Abzocke? – the story continues …
Ich hatte vor einiger Zeit berichtet, dass ich eine Mahnung bekommen habe, mit der ich nichts anfangen konnte. Nun wird es Zeit für ein Update, es gab zwei neue Ereignisse in dem Fall:
05. Juni
Es meldet sich schriftlich eine Inkassogesellschaft aus Mannheim inklusive Überweisungsträger. Es geht um die Forderungssache $Firma und die Rechnung vom 05.04.2007. Hinzu kommen jetzt 24,50 Euro Inkassokosten und 10 Cent Verzugszinsen. Gesamtbetrag nun 104,44 Euro.
Man unterbreitet mir ein Angebot, den Betrag bis 20.06. zu überweisen, dann verzichtet man auf die Berechnung weiterer Zinsen. Logisch, wenn beglichen, keine Zinsen.
Auch Ratenzahlung (10 Euro pro Monat) wäre kein Problem. Hier sieht man schon die vermeintliche Zielgruppe des ganzen: verängstigte Schüler, sozial Schwache, etc. Also jeder, der sich durch eine offizielle Aufmachung einschüchtern lässt.
Reagieren Sie in jedem Fall, denn falls sich keine Zahlung bis zum 20.06.2007 erfolgt, müssen wir ein gerichtliches Mahnverfahren gegen Sie einleiten.
Sie verlieren durch Mahnverfahren und Zwangsvollstreckung zusätzlich viel Geld.
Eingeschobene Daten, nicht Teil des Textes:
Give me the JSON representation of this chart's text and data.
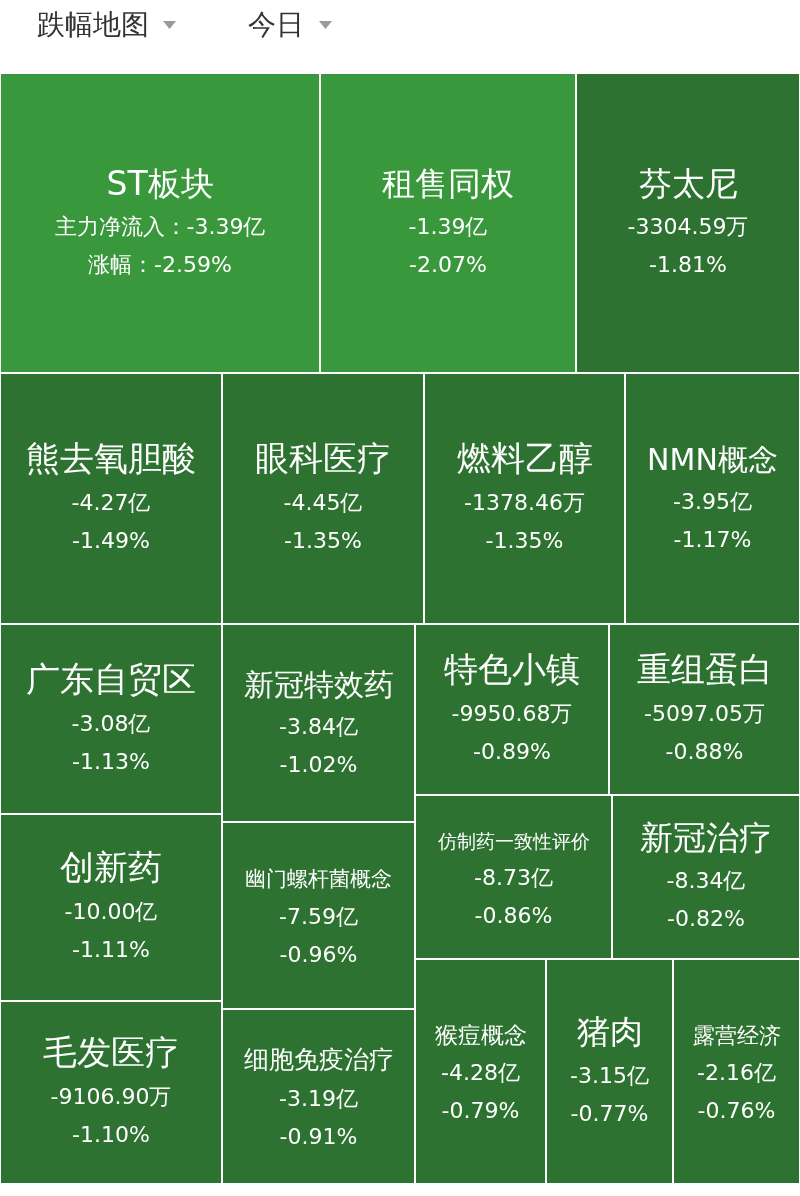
{
  "chart_data": {
    "type": "other",
    "title": "跌幅地图",
    "subtitle": "今日",
    "categories": [
      "ST板块",
      "租售同权",
      "芬太尼",
      "熊去氧胆酸",
      "眼科医疗",
      "燃料乙醇",
      "NMN概念",
      "广东自贸区",
      "创新药",
      "毛发医疗",
      "新冠特效药",
      "幽门螺杆菌概念",
      "细胞免疫治疗",
      "特色小镇",
      "重组蛋白",
      "仿制药一致性评价",
      "新冠治疗",
      "猴痘概念",
      "猪肉",
      "露营经济"
    ],
    "series": [
      {
        "colors": [
          "#3a983c",
          "#3a983c",
          "#2e7231",
          "#2e7231",
          "#2e7231",
          "#2e7231",
          "#2e7231",
          "#2e7231",
          "#2e7231",
          "#2e7231",
          "#2e7231",
          "#2e7231",
          "#2e7231",
          "#2e7231",
          "#2e7231",
          "#2e7231",
          "#2e7231",
          "#2e7231",
          "#2e7231",
          "#2e7231"
        ],
        "values": [
          -3.39,
          -1.39,
          -3304.59,
          -4.27,
          -4.45,
          -1378.46,
          -3.95,
          -3.08,
          -10.0,
          -9106.9,
          -3.84,
          -7.59,
          -3.19,
          -9950.68,
          -5097.05,
          -8.73,
          -8.34,
          -4.28,
          -3.15,
          -2.16
        ],
        "value_labels": [
          "主力净流入：-3.39亿",
          "-1.39亿",
          "-3304.59万",
          "-4.27亿",
          "-4.45亿",
          "-1378.46万",
          "-3.95亿",
          "-3.08亿",
          "-10.00亿",
          "-9106.90万",
          "-3.84亿",
          "-7.59亿",
          "-3.19亿",
          "-9950.68万",
          "-5097.05万",
          "-8.73亿",
          "-8.34亿",
          "-4.28亿",
          "-3.15亿",
          "-2.16亿"
        ]
      },
      {
        "values": [
          -2.59,
          -2.07,
          -1.81,
          -1.49,
          -1.35,
          -1.35,
          -1.17,
          -1.13,
          -1.11,
          -1.1,
          -1.02,
          -0.96,
          -0.91,
          -0.89,
          -0.88,
          -0.86,
          -0.82,
          -0.79,
          -0.77,
          -0.76
        ],
        "value_labels": [
          "涨幅：-2.59%",
          "-2.07%",
          "-1.81%",
          "-1.49%",
          "-1.35%",
          "-1.35%",
          "-1.17%",
          "-1.13%",
          "-1.11%",
          "-1.10%",
          "-1.02%",
          "-0.96%",
          "-0.91%",
          "-0.89%",
          "-0.88%",
          "-0.86%",
          "-0.82%",
          "-0.79%",
          "-0.77%",
          "-0.76%"
        ]
      }
    ]
  }
}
Man beachte den geschickten Einsatz der Fettschrift. Die Drohung Zwangsvollstreckung wird direkt in den Raum gestellt.
07. Juli
Die Inkassofirma ruft mich an (natürlich mit unterdrückter Rufnummer)! Eine nette (und kooperative) Dame am Telefon fragt mich nach dem Stand der Sache. Erstmals fällt auf Nachfrage der Name der Firma, die die Forderungen stellt, nämlich U**N*XT (die restlichen Buchstaben sinnvoll ergänzen, möchte den Google-Spidern nicht direkt in die Arme spielen). In bisherigen Schreiben war es immer die Ltd. in England, welche übrigens mit av beginnt und auf eo endet.
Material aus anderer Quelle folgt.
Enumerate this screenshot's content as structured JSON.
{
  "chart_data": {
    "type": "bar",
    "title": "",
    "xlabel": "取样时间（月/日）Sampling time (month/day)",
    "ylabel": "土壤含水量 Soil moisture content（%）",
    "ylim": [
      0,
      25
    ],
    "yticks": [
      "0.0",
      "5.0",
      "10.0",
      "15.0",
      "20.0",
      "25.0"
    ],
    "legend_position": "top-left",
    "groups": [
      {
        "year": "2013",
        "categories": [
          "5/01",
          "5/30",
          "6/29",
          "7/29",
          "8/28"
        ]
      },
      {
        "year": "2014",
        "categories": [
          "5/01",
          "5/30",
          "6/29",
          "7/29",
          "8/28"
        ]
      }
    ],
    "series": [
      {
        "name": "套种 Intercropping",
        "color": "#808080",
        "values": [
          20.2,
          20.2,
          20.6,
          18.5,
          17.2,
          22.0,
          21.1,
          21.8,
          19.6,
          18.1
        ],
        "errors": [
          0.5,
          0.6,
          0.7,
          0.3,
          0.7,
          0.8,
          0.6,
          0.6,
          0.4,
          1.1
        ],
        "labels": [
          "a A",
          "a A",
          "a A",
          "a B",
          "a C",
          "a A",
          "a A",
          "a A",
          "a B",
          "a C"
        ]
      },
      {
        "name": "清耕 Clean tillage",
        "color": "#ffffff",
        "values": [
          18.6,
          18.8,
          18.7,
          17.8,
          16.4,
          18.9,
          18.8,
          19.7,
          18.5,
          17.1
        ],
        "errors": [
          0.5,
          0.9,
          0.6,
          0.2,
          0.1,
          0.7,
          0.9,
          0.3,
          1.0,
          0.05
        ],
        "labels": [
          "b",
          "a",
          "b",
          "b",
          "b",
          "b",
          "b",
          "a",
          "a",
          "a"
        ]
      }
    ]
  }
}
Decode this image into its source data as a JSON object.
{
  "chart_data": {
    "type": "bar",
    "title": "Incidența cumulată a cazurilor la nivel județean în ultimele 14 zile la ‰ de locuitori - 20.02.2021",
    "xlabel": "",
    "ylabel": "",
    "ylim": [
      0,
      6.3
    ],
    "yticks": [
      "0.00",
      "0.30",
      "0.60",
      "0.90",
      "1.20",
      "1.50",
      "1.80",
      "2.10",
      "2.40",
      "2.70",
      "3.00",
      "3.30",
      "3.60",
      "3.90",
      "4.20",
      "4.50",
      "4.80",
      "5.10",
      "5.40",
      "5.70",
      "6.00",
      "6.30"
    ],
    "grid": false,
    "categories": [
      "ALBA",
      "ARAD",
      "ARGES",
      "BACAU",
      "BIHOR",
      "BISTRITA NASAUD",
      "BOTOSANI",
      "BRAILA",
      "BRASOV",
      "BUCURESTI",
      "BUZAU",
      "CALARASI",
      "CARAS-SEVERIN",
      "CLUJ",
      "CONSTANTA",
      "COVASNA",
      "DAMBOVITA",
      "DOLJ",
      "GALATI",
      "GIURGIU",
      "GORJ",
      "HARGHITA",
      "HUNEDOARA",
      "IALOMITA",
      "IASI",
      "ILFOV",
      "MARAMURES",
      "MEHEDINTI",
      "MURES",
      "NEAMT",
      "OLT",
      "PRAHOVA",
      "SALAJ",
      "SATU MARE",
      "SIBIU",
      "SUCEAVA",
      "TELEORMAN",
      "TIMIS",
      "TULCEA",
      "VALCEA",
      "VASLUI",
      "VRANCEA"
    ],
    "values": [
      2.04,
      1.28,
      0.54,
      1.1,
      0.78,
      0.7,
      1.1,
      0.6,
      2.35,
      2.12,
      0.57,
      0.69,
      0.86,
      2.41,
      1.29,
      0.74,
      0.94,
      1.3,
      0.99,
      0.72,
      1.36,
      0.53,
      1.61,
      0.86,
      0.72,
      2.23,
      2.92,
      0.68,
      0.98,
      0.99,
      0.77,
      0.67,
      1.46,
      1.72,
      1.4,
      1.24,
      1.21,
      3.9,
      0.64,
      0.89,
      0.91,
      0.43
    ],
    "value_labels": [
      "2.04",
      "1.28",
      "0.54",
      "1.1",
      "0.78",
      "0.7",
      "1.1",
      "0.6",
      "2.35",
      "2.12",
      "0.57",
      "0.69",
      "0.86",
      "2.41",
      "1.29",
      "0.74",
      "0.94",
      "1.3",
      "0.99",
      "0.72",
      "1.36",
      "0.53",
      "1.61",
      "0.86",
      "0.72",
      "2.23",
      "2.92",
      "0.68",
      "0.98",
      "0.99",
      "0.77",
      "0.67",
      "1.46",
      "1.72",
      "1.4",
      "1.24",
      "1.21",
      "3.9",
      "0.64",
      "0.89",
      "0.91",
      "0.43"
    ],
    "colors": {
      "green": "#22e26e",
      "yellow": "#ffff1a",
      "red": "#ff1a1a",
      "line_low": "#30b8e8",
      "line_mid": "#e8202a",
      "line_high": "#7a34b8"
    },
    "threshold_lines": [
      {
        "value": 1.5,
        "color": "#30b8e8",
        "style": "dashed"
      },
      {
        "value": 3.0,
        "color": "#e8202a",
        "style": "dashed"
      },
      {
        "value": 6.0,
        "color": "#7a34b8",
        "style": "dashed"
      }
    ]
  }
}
Dort soll ich mich auf jeden Fall am 13. Februar 2007 mit vollem Namen und Anschrift, Telefonnummer sowie einer GMX-Mailadresse (irgendwas mit a.sadf@gmx.net, also gefaked) für einen 3-monatigen Testzeitraum angemeldet haben.
Auf Rückfrage, was für eine Firma UN denn sei und welchen Vertrag ich mit ihr abgeschlossen hätte, bekomme ich zu hören, das ist eine Filesharing über Internet-Lösung sei. Auf die Antwort, dass ich so etwas nicht tun würde, das sei ja illegal, sagt sie: “Das habe ich schon gedacht, dass es sich dabei um einen Betrug handelt. Dann müssen Sie am besten jetzt eine polizeiliche Betrugsanzeige stellen, damit das aus der Welt geschafft wird.”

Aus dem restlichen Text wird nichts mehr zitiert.